Von Kruschköpfen in zwei Klimazonen

Wann immer Opa vor einem praktischen Problem stand, das er nicht auf Anhieb mit Mitteln aus seinem üblichen Repertoire lösen konnte, ging er an die Schublade in seiner Werkstatt, die als die Kiste mit Kruschkram bezeichnet wurde. Für mich als Kind war das immer wie Ostern und Weihnachten auf einen Tag – eine wundersame Welt voller Überraschungen tat sich vor mir auf. In diese Schublade wurde alles abgelegt, das nirgend woanders hinpasste, aber das vielleicht noch einmal von Wert sein könnte. Und natürlich konnte mein Opa meine Frage „Wofür ist das gut?“ selten hinreichend beantworten, was seinen Kruschkram noch viel interessanter machte. Übrigens war es auch meist so, dass er in der Schublade etwas fand, mit dem sich – zumindest vorläufig – mein Problem auch lösen ließ.
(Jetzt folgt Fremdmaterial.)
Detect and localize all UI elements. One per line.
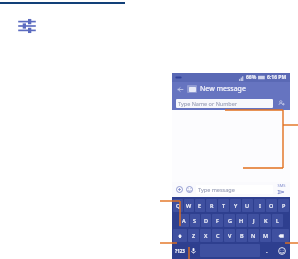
- staticText: Type message: [198, 186, 235, 193]
- staticText: J: [253, 217, 255, 224]
- button[interactable]: U: [242, 199, 253, 212]
- staticText: C: [216, 232, 220, 239]
- staticText: 66%: [246, 74, 257, 81]
- button[interactable]: D: [201, 214, 211, 227]
- staticText: D: [204, 217, 209, 224]
- button[interactable]: Attach: [175, 185, 184, 194]
- staticText: E: [198, 202, 202, 209]
- staticText: I: [259, 202, 261, 209]
- staticText: X: [204, 232, 208, 239]
- button[interactable]: Add recipient: [276, 98, 286, 108]
- staticText: ?123: [175, 248, 185, 254]
- staticText: N: [251, 232, 256, 239]
- button[interactable]: Z: [188, 229, 199, 242]
- staticText: Y: [234, 202, 238, 209]
- button[interactable]: H: [236, 214, 247, 227]
- button[interactable]: I: [254, 199, 265, 212]
- staticText: U: [245, 202, 250, 209]
- button[interactable]: B: [236, 229, 247, 242]
- button[interactable]: R: [206, 199, 217, 212]
- staticText: B: [240, 232, 244, 239]
- button[interactable]: Backspace: [272, 229, 289, 242]
- button[interactable]: V: [224, 229, 235, 242]
- button[interactable]: Voice input: [188, 244, 199, 257]
- staticText: .: [266, 247, 268, 255]
- button[interactable]: X: [200, 229, 211, 242]
- button[interactable]: N: [248, 229, 259, 242]
- staticText: R: [210, 202, 214, 209]
- staticText: V: [228, 232, 232, 239]
- staticText: Q: [176, 202, 181, 209]
- button[interactable]: A: [179, 214, 189, 227]
- staticText: W: [186, 202, 192, 209]
- button[interactable]: C: [212, 229, 223, 242]
- button[interactable]: W: [184, 199, 194, 212]
- staticText: Z: [192, 232, 196, 239]
- button[interactable]: Type Name or Number: [176, 99, 273, 108]
- button[interactable]: O: [266, 199, 277, 212]
- button[interactable]: M: [260, 229, 271, 242]
- button[interactable]: Send SMS: [275, 183, 287, 196]
- button[interactable]: Shift: [173, 229, 187, 242]
- button[interactable]: G: [224, 214, 235, 227]
- staticText: 6:16 PM: [267, 74, 287, 81]
- staticText: T: [222, 202, 226, 209]
- staticText: M: [263, 232, 269, 239]
- staticText: A: [182, 217, 186, 224]
- button[interactable]: Q: [173, 199, 183, 212]
- staticText: P: [282, 202, 286, 209]
- staticText: S: [193, 217, 197, 224]
- button[interactable]: T: [218, 199, 229, 212]
- staticText: K: [264, 217, 268, 224]
- staticText: Type Name or Number: [178, 100, 238, 107]
- button[interactable]: F: [212, 214, 223, 227]
- button[interactable]: Y: [230, 199, 241, 212]
- button[interactable]: ?123: [173, 244, 187, 257]
- button[interactable]: E: [195, 199, 205, 212]
- staticText: G: [228, 217, 232, 224]
- staticText: H: [239, 217, 244, 224]
- button[interactable]: P: [278, 199, 289, 212]
- button[interactable]: Back: [176, 85, 185, 94]
- button[interactable]: L: [272, 214, 283, 227]
- staticText: SMS: [277, 183, 286, 188]
- button[interactable]: Emoji: [185, 185, 194, 194]
- staticText: L: [276, 217, 279, 224]
- staticText: F: [216, 217, 219, 224]
- button[interactable]: Type message: [196, 185, 273, 194]
- staticText: O: [269, 202, 274, 209]
- button[interactable]: Settings: [16, 15, 38, 37]
- staticText: New message: [200, 84, 246, 94]
- button[interactable]: K: [260, 214, 271, 227]
- button[interactable]: J: [248, 214, 259, 227]
- button[interactable]: S: [190, 214, 200, 227]
- button[interactable]: .: [261, 244, 273, 257]
- button[interactable]: Emoji keyboard: [274, 244, 289, 257]
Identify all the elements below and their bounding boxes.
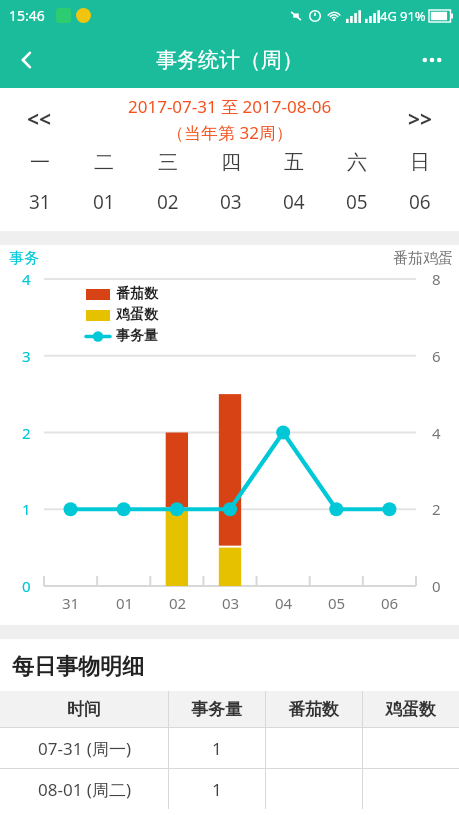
staticText: 事务统计（周） [156, 47, 303, 73]
staticText: 1 [22, 499, 31, 519]
staticText: 8 [432, 269, 441, 289]
staticText: 番茄数 [116, 285, 158, 303]
staticText: 02 [157, 189, 179, 215]
staticText: 04 [283, 189, 305, 215]
staticText: 三 [158, 150, 178, 175]
staticText: 05 [328, 593, 346, 613]
button[interactable]: 05 [325, 189, 388, 215]
button[interactable]: Back [0, 31, 54, 88]
staticText: 0 [22, 576, 31, 596]
staticText: 05 [346, 189, 368, 215]
staticText: 03 [222, 593, 240, 613]
staticText: 31 [62, 593, 80, 613]
staticText: 二 [94, 150, 114, 175]
staticText: 06 [381, 593, 399, 613]
staticText: 番茄鸡蛋 [393, 249, 453, 268]
staticText: 1 [212, 778, 222, 801]
button[interactable]: 07-31 (周一) [0, 728, 459, 768]
button[interactable]: 08-01 (周二) [0, 769, 459, 809]
staticText: 02 [169, 593, 187, 613]
staticText: 01 [116, 593, 134, 613]
button[interactable]: 03 [199, 189, 262, 215]
staticText: 04 [275, 593, 293, 613]
staticText: 4 [432, 423, 441, 443]
button[interactable]: << [0, 88, 78, 150]
button[interactable]: More options [405, 31, 459, 88]
staticText: 0 [432, 576, 441, 596]
staticText: 2 [432, 499, 441, 519]
staticText: >> [408, 105, 433, 134]
button[interactable]: 06 [388, 189, 451, 215]
staticText: 4 [22, 269, 31, 289]
staticText: 06 [409, 189, 431, 215]
staticText: 91% [400, 7, 426, 25]
button[interactable]: 04 [262, 189, 325, 215]
staticText: 07-31 (周一) [38, 737, 131, 760]
staticText: 鸡蛋数 [385, 699, 436, 720]
staticText: （当年第 32周） [167, 121, 293, 144]
staticText: 31 [29, 189, 51, 215]
staticText: 6 [432, 346, 441, 366]
button[interactable]: 02 [136, 189, 199, 215]
staticText: 03 [220, 189, 242, 215]
staticText: 番茄数 [288, 699, 339, 720]
button[interactable]: >> [381, 88, 459, 150]
staticText: 四 [221, 150, 241, 175]
staticText: 2 [22, 423, 31, 443]
staticText: 事务 [9, 249, 39, 268]
staticText: 08-01 (周二) [38, 778, 131, 801]
staticText: 3 [22, 346, 31, 366]
staticText: << [27, 105, 52, 134]
staticText: 4G [380, 7, 397, 25]
staticText: 事务量 [191, 699, 242, 720]
button[interactable]: 31 [8, 189, 72, 215]
staticText: 日 [410, 150, 430, 175]
staticText: 15:46 [9, 6, 45, 25]
staticText: 1 [212, 737, 222, 760]
staticText: 时间 [67, 699, 101, 720]
staticText: 一 [30, 150, 50, 175]
staticText: 2017-07-31 至 2017-08-06 [128, 95, 332, 118]
button[interactable]: 01 [72, 189, 136, 215]
staticText: 01 [93, 189, 115, 215]
staticText: 六 [347, 150, 367, 175]
staticText: 每日事物明细 [12, 653, 144, 681]
staticText: 事务量 [116, 327, 158, 345]
staticText: 五 [284, 150, 304, 175]
staticText: 鸡蛋数 [116, 306, 158, 324]
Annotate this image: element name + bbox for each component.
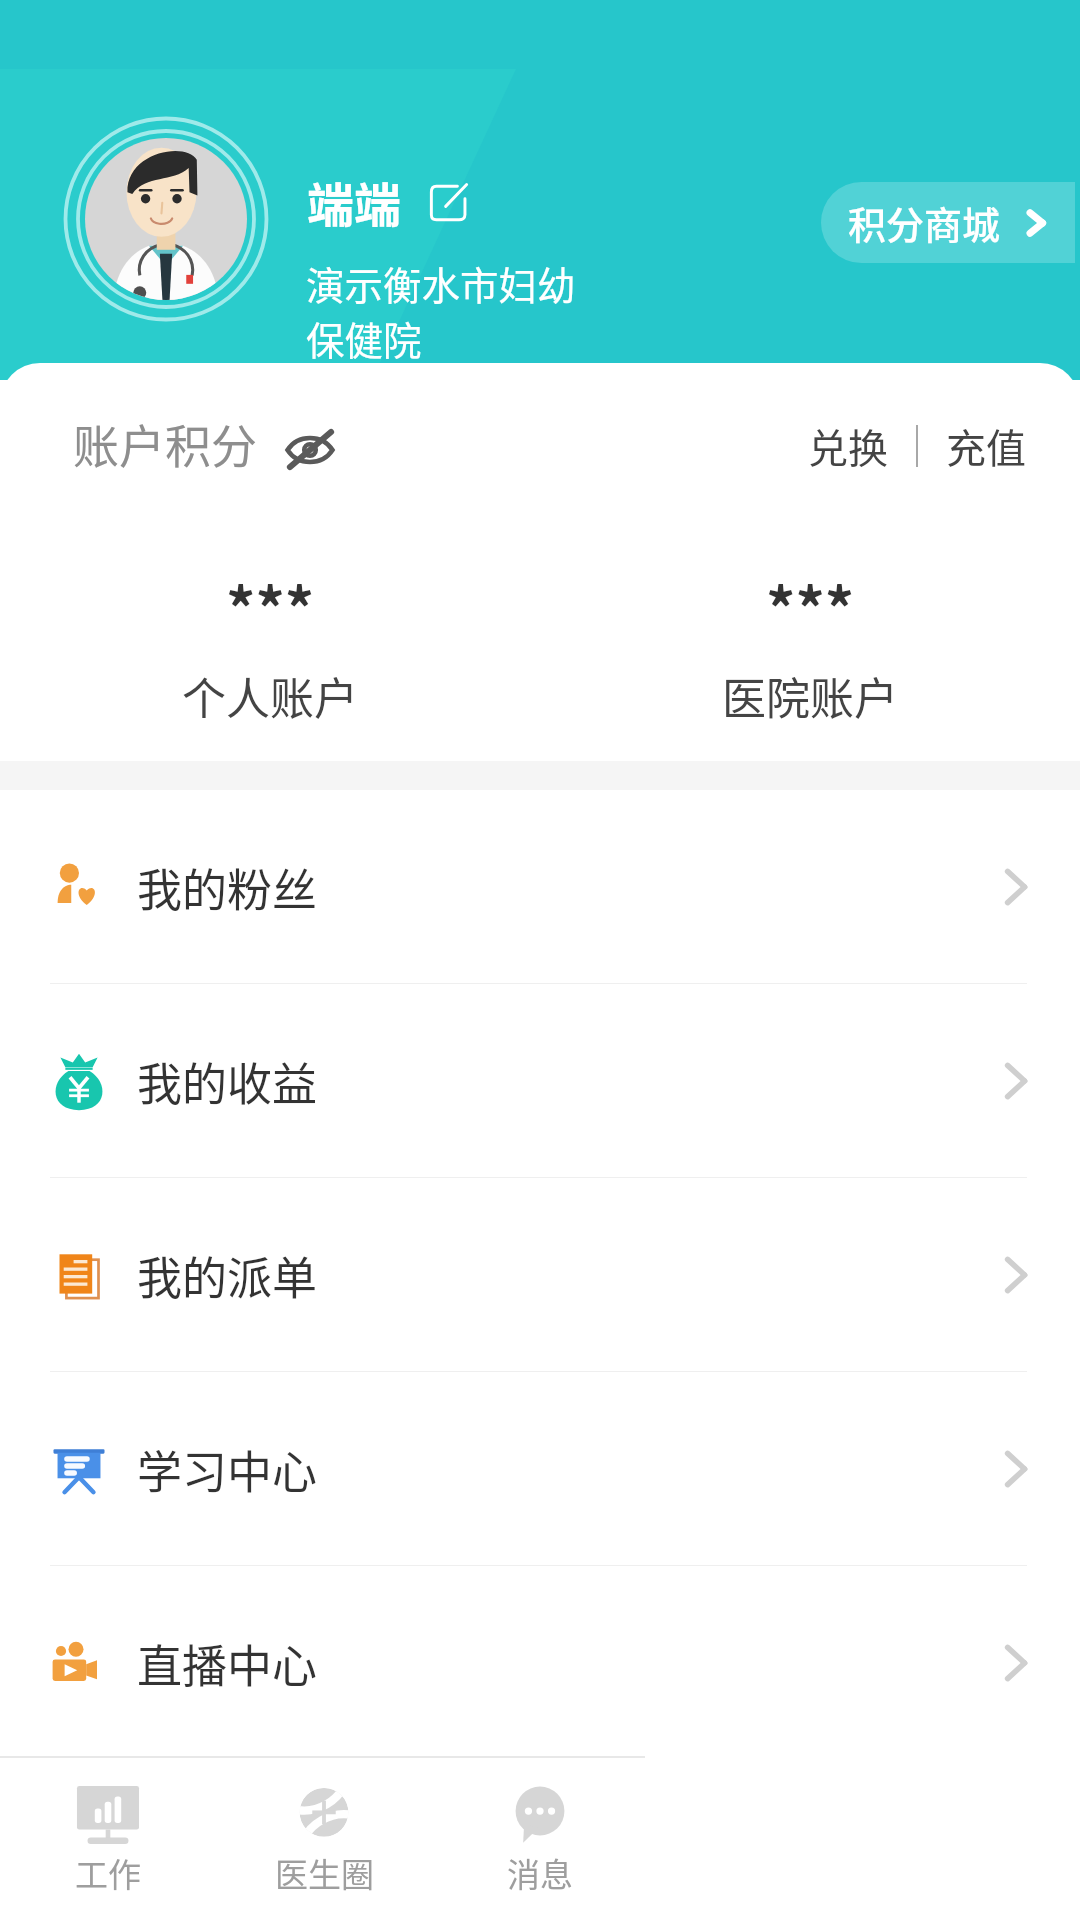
staticText: 积分商城 — [848, 195, 1001, 250]
button[interactable]: 学习中心 — [0, 1372, 1080, 1566]
staticText: 兑换 — [808, 417, 888, 475]
staticText: *** — [766, 564, 855, 648]
staticText: 消息 — [507, 1849, 573, 1897]
button[interactable]: *** — [0, 564, 540, 728]
staticText: 直播中心 — [137, 1631, 318, 1696]
button[interactable]: 我的粉丝 — [0, 790, 1080, 984]
staticText: 学习中心 — [137, 1437, 318, 1502]
button[interactable]: 我的派单 — [0, 1178, 1080, 1372]
button[interactable]: 兑换 — [808, 417, 888, 475]
staticText: 医生圈 — [275, 1849, 374, 1897]
button[interactable]: 工作 — [0, 1758, 216, 1920]
button[interactable]: 充值 — [946, 417, 1026, 475]
button[interactable]: *** — [540, 564, 1080, 728]
button[interactable]: 直播中心 — [0, 1566, 1080, 1760]
staticText: 医院账户 — [722, 664, 898, 728]
staticText: 端端 — [307, 167, 401, 235]
staticText: 我的粉丝 — [137, 855, 318, 920]
staticText: 个人账户 — [182, 664, 358, 728]
button[interactable]: 消息 — [432, 1758, 648, 1920]
staticText: 我的收益 — [137, 1049, 318, 1114]
staticText: 充值 — [946, 417, 1026, 475]
staticText: *** — [226, 564, 315, 648]
staticText: 工作 — [75, 1849, 141, 1897]
staticText: 我的派单 — [137, 1243, 318, 1308]
button[interactable]: 我的收益 — [0, 984, 1080, 1178]
staticText: 演示衡水市妇幼 保健院 — [306, 255, 576, 366]
button[interactable]: Edit profile — [428, 182, 470, 224]
staticText: 账户积分 — [73, 410, 257, 477]
button[interactable]: 积分商城 — [821, 182, 1075, 263]
button[interactable]: 医生圈 — [216, 1758, 432, 1920]
button[interactable]: 账户积分 — [73, 410, 335, 477]
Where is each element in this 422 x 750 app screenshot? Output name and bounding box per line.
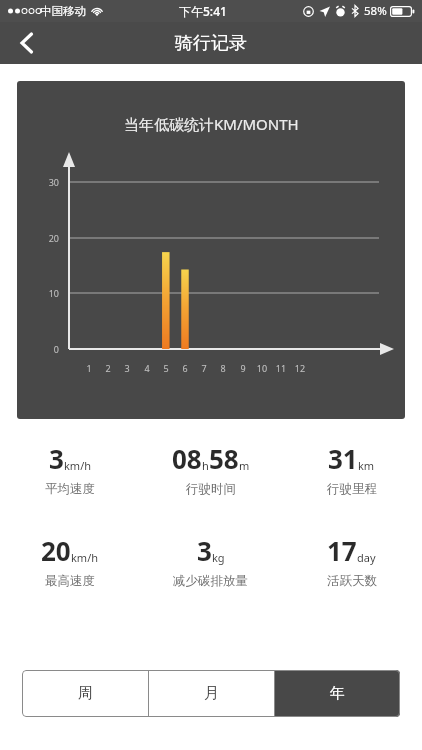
button[interactable]: 3 bbox=[140, 533, 281, 589]
staticText: 58% bbox=[364, 3, 387, 19]
staticText: 6 bbox=[175, 362, 195, 374]
staticText: 7 bbox=[194, 362, 214, 374]
staticText: 3 bbox=[197, 533, 212, 568]
staticText: 周 bbox=[78, 684, 93, 703]
staticText: 活跃天数 bbox=[327, 573, 377, 589]
staticText: 最高速度 bbox=[45, 573, 95, 589]
staticText: 3 bbox=[49, 441, 64, 476]
staticText: 58 bbox=[209, 441, 239, 476]
button[interactable]: 3 bbox=[0, 441, 140, 497]
staticText: 减少碳排放量 bbox=[173, 573, 248, 589]
staticText: 2 bbox=[98, 362, 118, 374]
staticText: day bbox=[357, 550, 376, 565]
staticText: 12 bbox=[290, 362, 310, 374]
staticText: km/h bbox=[64, 458, 92, 473]
button[interactable]: 年 bbox=[275, 670, 400, 717]
staticText: 9 bbox=[233, 362, 253, 374]
staticText: 中国移动 bbox=[40, 4, 86, 18]
staticText: m bbox=[239, 458, 250, 473]
button[interactable]: 31 bbox=[281, 441, 422, 497]
staticText: 0 bbox=[35, 343, 59, 355]
staticText: 31 bbox=[328, 441, 358, 476]
staticText: h bbox=[202, 458, 209, 473]
staticText: 行驶时间 bbox=[186, 481, 236, 497]
button[interactable]: 月 bbox=[149, 670, 274, 717]
staticText: 月 bbox=[204, 684, 219, 703]
staticText: 20 bbox=[35, 232, 59, 244]
staticText: 10 bbox=[35, 287, 59, 299]
staticText: 4 bbox=[137, 362, 157, 374]
staticText: 10 bbox=[252, 362, 272, 374]
staticText: km/h bbox=[71, 550, 99, 565]
staticText: 30 bbox=[35, 176, 59, 188]
staticText: 当年低碳统计KM/MONTH bbox=[124, 114, 299, 134]
button[interactable]: 20 bbox=[0, 533, 140, 589]
button[interactable]: 17 bbox=[281, 533, 422, 589]
staticText: 8 bbox=[213, 362, 233, 374]
staticText: kg bbox=[212, 550, 225, 565]
staticText: 08 bbox=[172, 441, 202, 476]
button[interactable]: Back bbox=[0, 22, 52, 64]
staticText: 骑行记录 bbox=[175, 32, 247, 55]
staticText: 年 bbox=[330, 684, 345, 703]
staticText: 20 bbox=[41, 533, 71, 568]
staticText: 3 bbox=[117, 362, 137, 374]
staticText: 11 bbox=[271, 362, 291, 374]
staticText: 行驶里程 bbox=[327, 481, 377, 497]
staticText: 5 bbox=[156, 362, 176, 374]
staticText: 1 bbox=[79, 362, 99, 374]
staticText: 下午5:41 bbox=[179, 3, 227, 19]
button[interactable]: 周 bbox=[22, 670, 148, 717]
staticText: 平均速度 bbox=[45, 481, 95, 497]
staticText: 17 bbox=[327, 533, 357, 568]
button[interactable]: 08 bbox=[140, 441, 281, 497]
staticText: km bbox=[358, 458, 375, 473]
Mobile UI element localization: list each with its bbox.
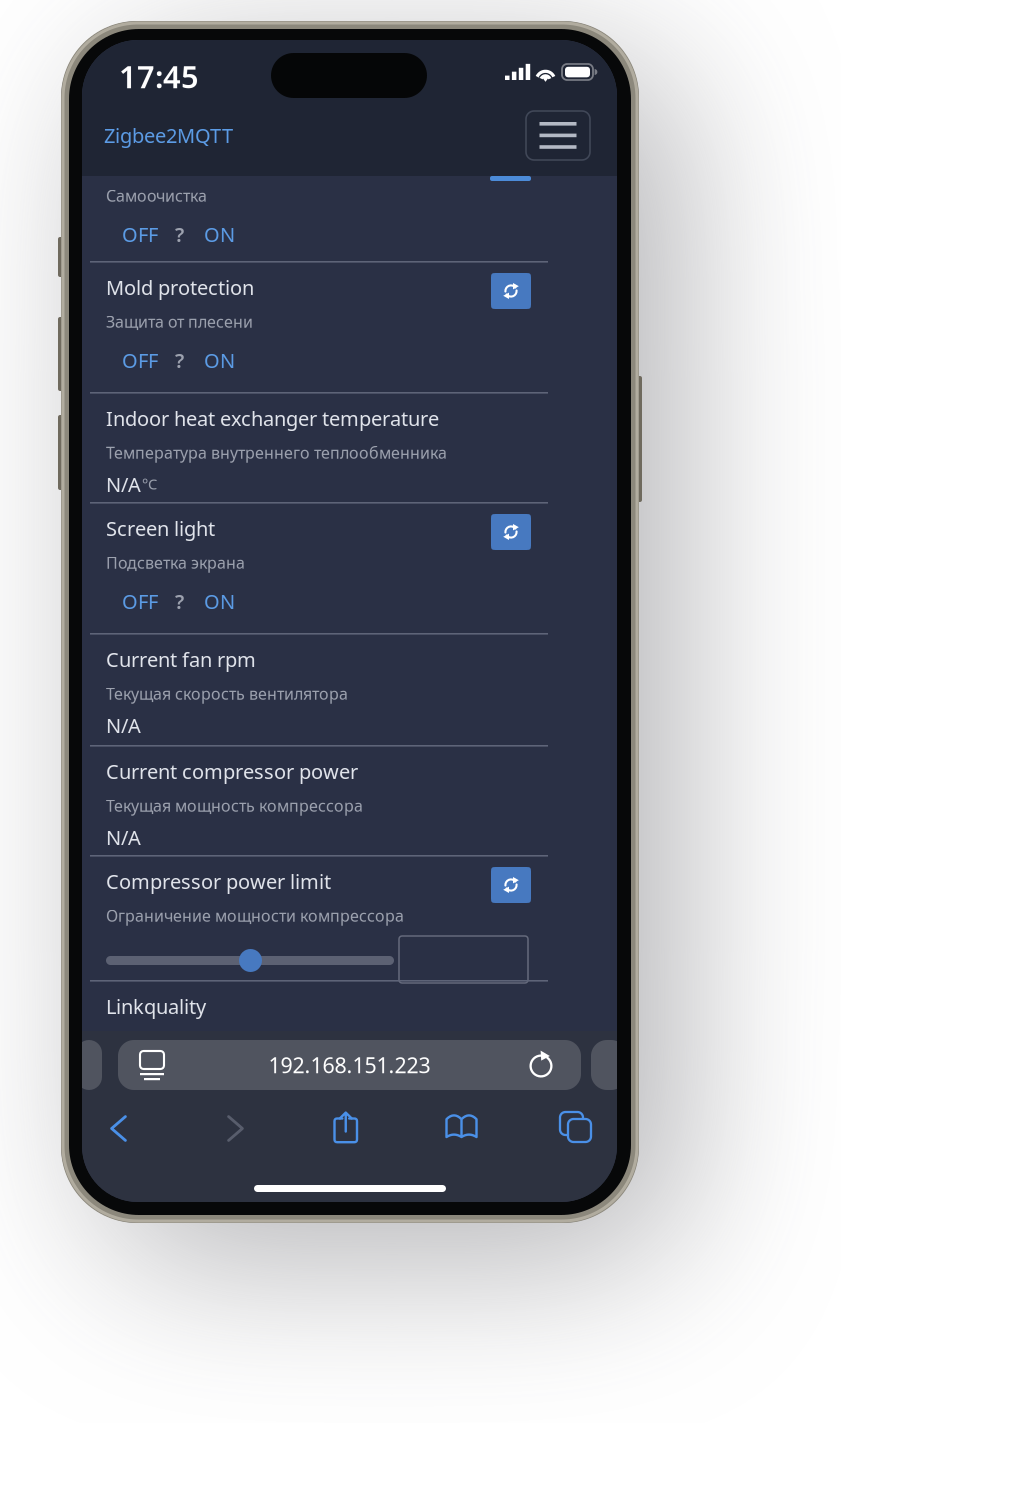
staticText: ON [204,221,235,248]
staticText: Текущая мощность компрессора [106,795,363,816]
staticText: Compressor power limit [106,868,331,895]
button[interactable]: Share [333,1111,359,1144]
button[interactable]: Refresh [491,514,531,550]
staticText: Самоочистка [106,185,207,206]
button[interactable]: ON [200,585,239,618]
staticText: 192.168.151.223 [268,1051,430,1079]
staticText: 17:45 [119,56,199,97]
staticText: OFF [122,347,158,374]
staticText: ? [175,221,184,248]
staticText: Mold protection [106,274,254,301]
staticText: ? [175,588,184,615]
staticText: Текущая скорость вентилятора [106,683,348,704]
button[interactable]: OFF [118,218,162,251]
staticText: Ограничение мощности компрессора [106,905,404,926]
staticText: Linkquality [106,993,206,1020]
staticText: Indoor heat exchanger temperature [106,405,439,432]
button[interactable]: ON [200,344,239,377]
staticText: Температура внутреннего теплообменника [106,442,447,463]
staticText: N/A [106,712,141,739]
button[interactable]: Forward [227,1115,244,1142]
staticText: ? [175,347,184,374]
button[interactable]: Tabs [560,1112,591,1142]
button[interactable]: Refresh [491,273,531,309]
button[interactable]: Refresh [491,867,531,903]
button[interactable]: Menu [526,111,590,160]
staticText: °C [142,474,157,494]
button[interactable]: Zigbee2MQTT [98,114,239,157]
staticText: OFF [122,588,158,615]
staticText: Защита от плесени [106,311,253,332]
staticText: Zigbee2MQTT [104,122,233,149]
button[interactable]: OFF [118,585,162,618]
button[interactable]: 192.168.151.223 [118,1040,581,1090]
staticText: Подсветка экрана [106,552,245,573]
staticText: OFF [122,221,158,248]
staticText: Screen light [106,515,215,542]
button[interactable]: ON [200,218,239,251]
staticText: Current compressor power [106,758,358,785]
staticText: Current fan rpm [106,646,256,673]
button[interactable]: Back [110,1115,127,1142]
staticText: N/A [106,471,141,498]
staticText: N/A [106,824,141,851]
button[interactable]: OFF [118,344,162,377]
button[interactable]: Bookmarks [445,1114,478,1141]
staticText: ON [204,588,235,615]
staticText: ON [204,347,235,374]
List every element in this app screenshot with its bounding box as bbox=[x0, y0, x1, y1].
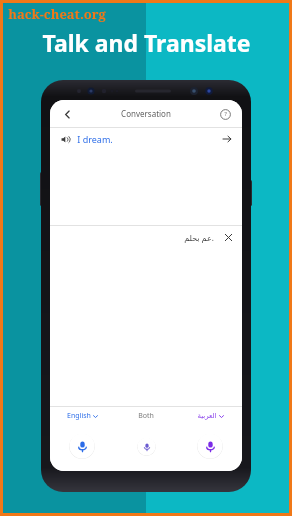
button[interactable]: Close bbox=[221, 230, 235, 244]
button[interactable]: عم بحلم. bbox=[50, 226, 242, 248]
staticText: عم بحلم. bbox=[184, 232, 214, 243]
button[interactable]: Both bbox=[114, 407, 178, 425]
button[interactable]: العربية bbox=[178, 407, 242, 425]
button[interactable]: Back bbox=[57, 104, 77, 124]
button[interactable]: English bbox=[50, 407, 114, 425]
staticText: العربية bbox=[197, 412, 217, 420]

Die Old School-Kruschkiste ist hier die Metapher, um die kreative und innovative Dimension von Complex Problem Solving im Design zu verdeutlichen. Vielleicht ist diese Kruschkiste sogar dafür verantwortlich, dass ich Industrial Design studiert habe. Auch ich sammle in meinem Kopf die unterschiedlichsten „Dinge“, um sie möglicherweise eines Tages miteinander zu verknüpfen, um so zu neuen Erkenntnissen zu kommen. Wenn man als Designer nun nicht gerade sein Leben nur dem Entwickeln und Gestalten von immer neuen Küchenstühlen widmet, sondern sich von der Komplexität unserer artifiziellen Welt ständig herausgefordert fühlt, dann ergeben sich sehr viele lose Enden, die zu neuen Netzen geknüpft werden wollen. Diese führen im Design fast zwangsläufig zu kreativen Optionen, die sich im Konzert mit anderen Wissenschaften dann zu erfolgreichen Innovationen realisieren lassen. Versucht doch das Design auch die dunkelsten Ecken anderer Disziplinen nach Optionen für Innovation zu durchleuchten. Das Design selbst hat sich in den letzten Jahren zu einer Kruschkiste entwickelt, in der sich UI/UX-Design, Service-Design, Social Design, Design Thinking u.a. finden lassen. Ergänzt wird das gestaltungsorientierte Design durch ein neues Designverständnis aus technischen, sozial- und geisteswissenschaftlichen Disziplinen, das eher planungsinduziert ist – vom Learning Design über das Design Engineering bis hin zum Business Process Design. Planung und Gestaltung – zwei Klimazonen in der Terra Incognita der Transformation.

Wer heute über Innovation redet, muß Transformation mitdenken. Allerdings wird häufig gemeint, dass Innovationen Voraussetzung dafür sind. Ich meine, es müsste genau umgekehrt sein: Strategien der Transformation sollten vorzeichnen, auf welcher Basis welche Innovationen entstehen müssen. Hierbei sollte der Fokus nicht auf technischen Neuerungen liegen, sondern gleichermaßen soziale und kulturelle wie auch ökologische und ökonomische Konzepte der Innovation berücksichtigen. Und dafür braucht es kreative Kruschköpfe, die neue Netze zwischen allen wissenschaftlichen Disziplinen knüpfen können.